Roux-en-Y gastric bypass (RYGB) is the most commonly performed bariatric procedure in the U.S. and provides large and sustained weight loss, increases insulin sensitivity in multiple organs, and leads to diabetes remission in a significant percentage of patients.[1] Improvements in glycemic control and tissue-specific insulin sensitivity after RYGB surgery occur over two discrete phases.[2] The first phase is immediately (weeks to months) after surgery wherein glycemic control is normalized; in the second phase (up to ~18 months), peripheral tissue (principally muscle) insulin sensitivity slowly improves.
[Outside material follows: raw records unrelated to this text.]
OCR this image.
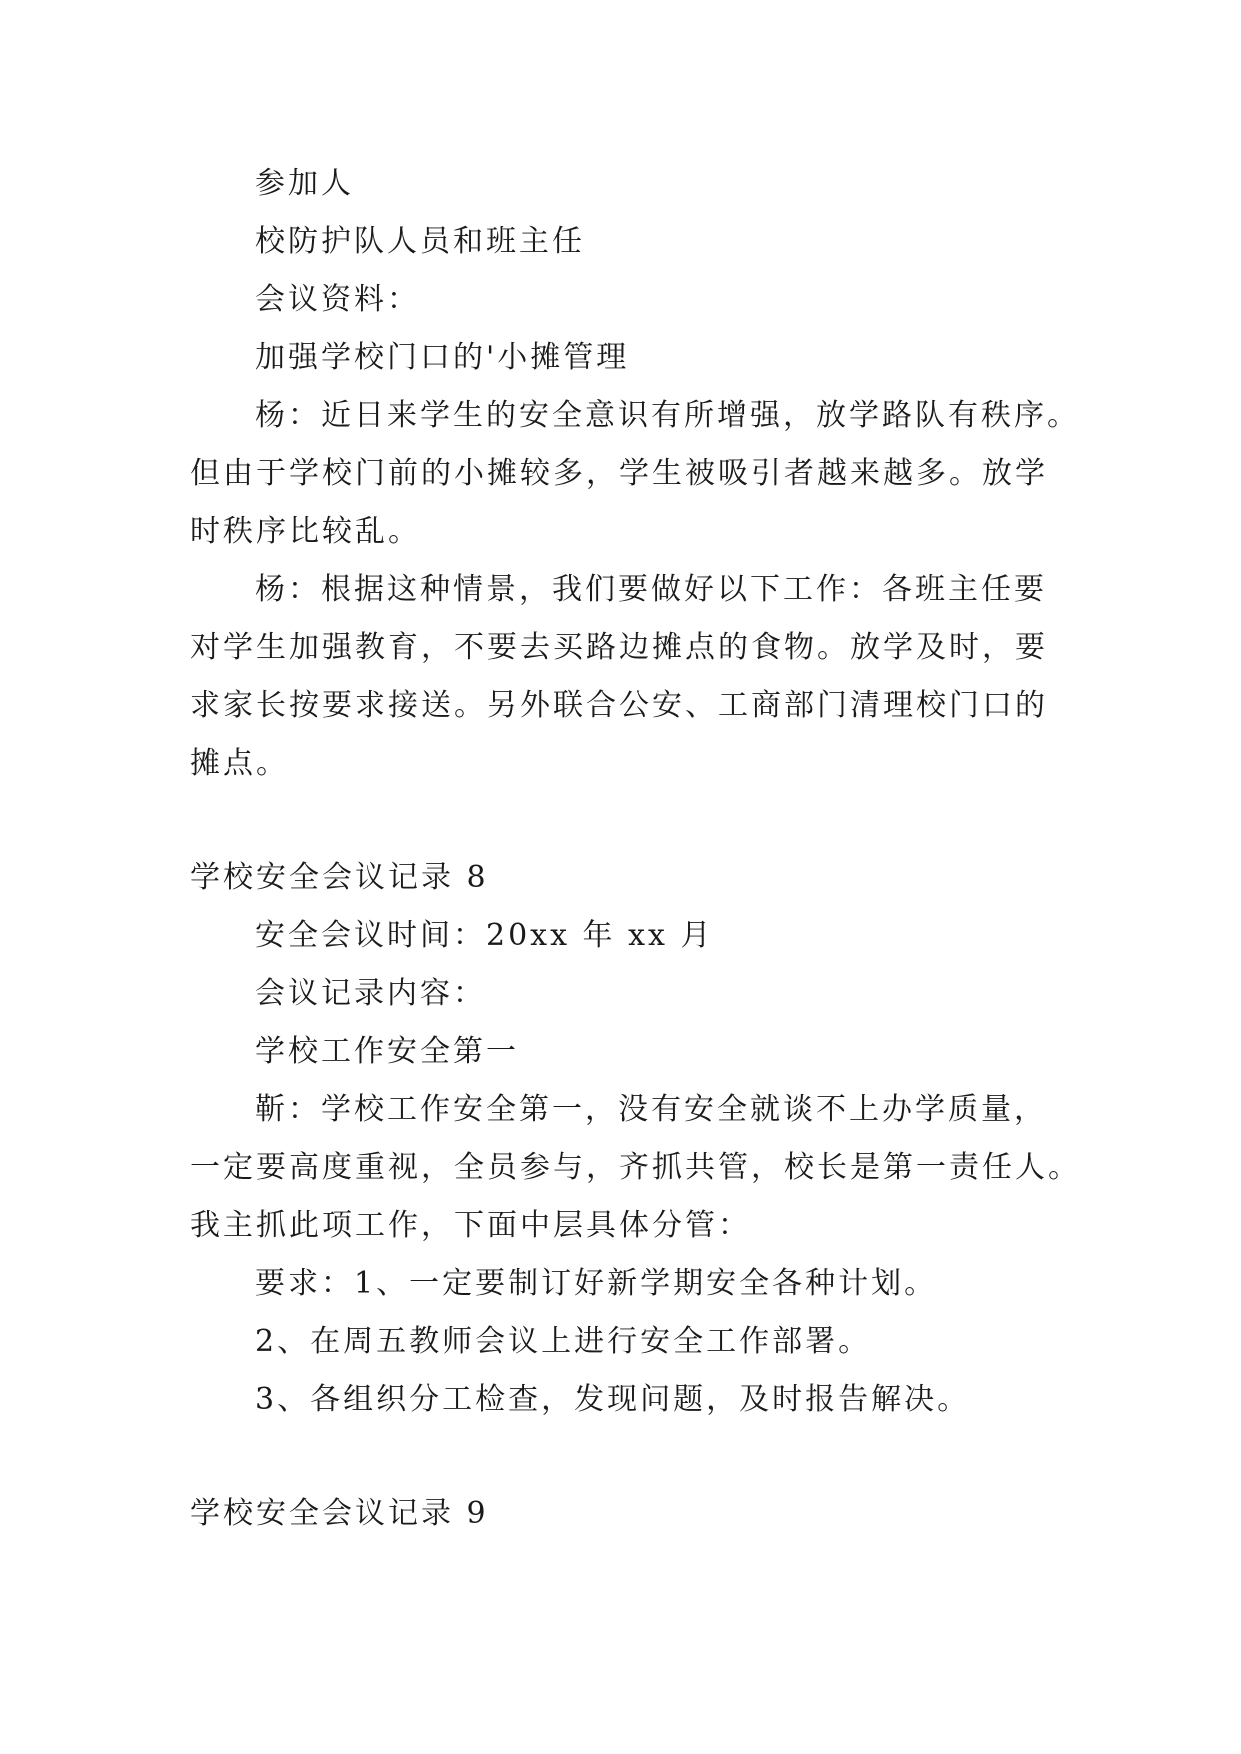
参加人

校防护队人员和班主任

会议资料：

加强学校门口的'小摊管理

杨：近日来学生的安全意识有所增强，放学路队有秩序。

但由于学校门前的小摊较多，学生被吸引者越来越多。放学

时秩序比较乱。

杨：根据这种情景，我们要做好以下工作：各班主任要

对学生加强教育，不要去买路边摊点的食物。放学及时，要

求家长按要求接送。另外联合公安、工商部门清理校门口的

摊点。

学校安全会议记录 8

安全会议时间：20xx 年 xx 月

会议记录内容：

学校工作安全第一

靳：学校工作安全第一，没有安全就谈不上办学质量，

一定要高度重视，全员参与，齐抓共管，校长是第一责任人。

我主抓此项工作，下面中层具体分管：

要求：1、一定要制订好新学期安全各种计划。

2、在周五教师会议上进行安全工作部署。

3、各组织分工检查，发现问题，及时报告解决。

学校安全会议记录 9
However, even after substantial postoperative weight loss, peripheral tissue insulin sensitivity typically remains much lower than in metabolically healthy lean individuals.[3] Exercise is another treatment option that we have recently demonstrated to be a feasible and an effective adjunct therapy to improve insulin sensitivity and glucose effectiveness in bariatric surgery patients with severe obesity.[4]

Although a heavily studied area over the past decade, the precise mechanisms that mediate skeletal muscle insulin resistance in human obesity remain unclear. Impairments in mitochondrial oxidation have been implicated,[5] and evidence points to a reduced capacity for mitochondria to oxidize fatty acids, which in turn leads to incomplete fatty acid oxidation (FAO)[6] and accumulation of long-chain acyl-CoA, sphingolipids, and diacylglycerol (DAG).[7] Experiments in cell culture and animal models suggest that intramyocellular sphingolipids and DAGs contribute to insulin resistance by inhibition of Akt/protein kinase B and insulin receptor substrate 1/2 signaling.[8] Studies in human muscle are equivocal, with some showing that muscle ceramide content is elevated in insulin resistance and obesity[9,10] and others reporting no association.[11,12] The extent to which muscle DAG content is related to insulin resistance is also unclear,[12,13] with one report of elevated muscle DAG in insulin-sensitive athletes.[14] A lack of clarity also exists regarding the nature of mitochondrial dysfunction contributing to muscle insulin resistance in obesity and whether calorie restriction interventions that improve insulin sensitivity also improve mitochondrial function.[15] Weight loss by dietary caloric restriction alone has been reported to either induce mitochondrial biogenesis,[16] reduce mitochondrial respiration,[17] or have no effect on mitochondrial content and electron transport chain (ETC) activity.[18] Weight loss by bariatric surgery induces greater changes in weight and insulin sensitivity than observed with diet-based weight loss. However, whether surgery-induced weight loss improves peripheral tissue insulin sensitivity through favorable changes in mitochondria and muscle lipids has not been extensively studied.[19–21] Moreover, whether adding exercise training modulates the response in this setting is unknown.

Exercise has previously been demonstrated to improve muscle insulin sensitivity concomitant with improved mitochondrial function and reduced intramyocellular DAG and ceramide.[22,23] To date, no studies have been done on the effects of exercise on muscle mitochondria, intramuscular lipids, and insulin sensitivity in the context of bariatric surgery–induced weight loss. To address this paucity in the literature, we conducted a 6-month prospective randomized exercise trial with percutaneous skeletal muscle biopsy specimens and intravenous glucose tolerance tests (IVGTTs) to examine the effects of a moderate exercise intervention on muscle mitochondria respiration, intramyocellular lipids (sphingolipids, DAGs, cardiolipin [CL]), and insulin sensitivity during bariatric surgery–induced weight loss. We hypothesized that RYGB surgery–induced weight loss with and without exercise would affect mitochondrial energetics and intramyocellular lipid partitioning and that this would be associated with improved insulin sensitivity. The exercise intervention was specifically focused on the period following surgery when significant weight loss improves peripheral tissue insulin sensitivity (~3–9 months postsurgery).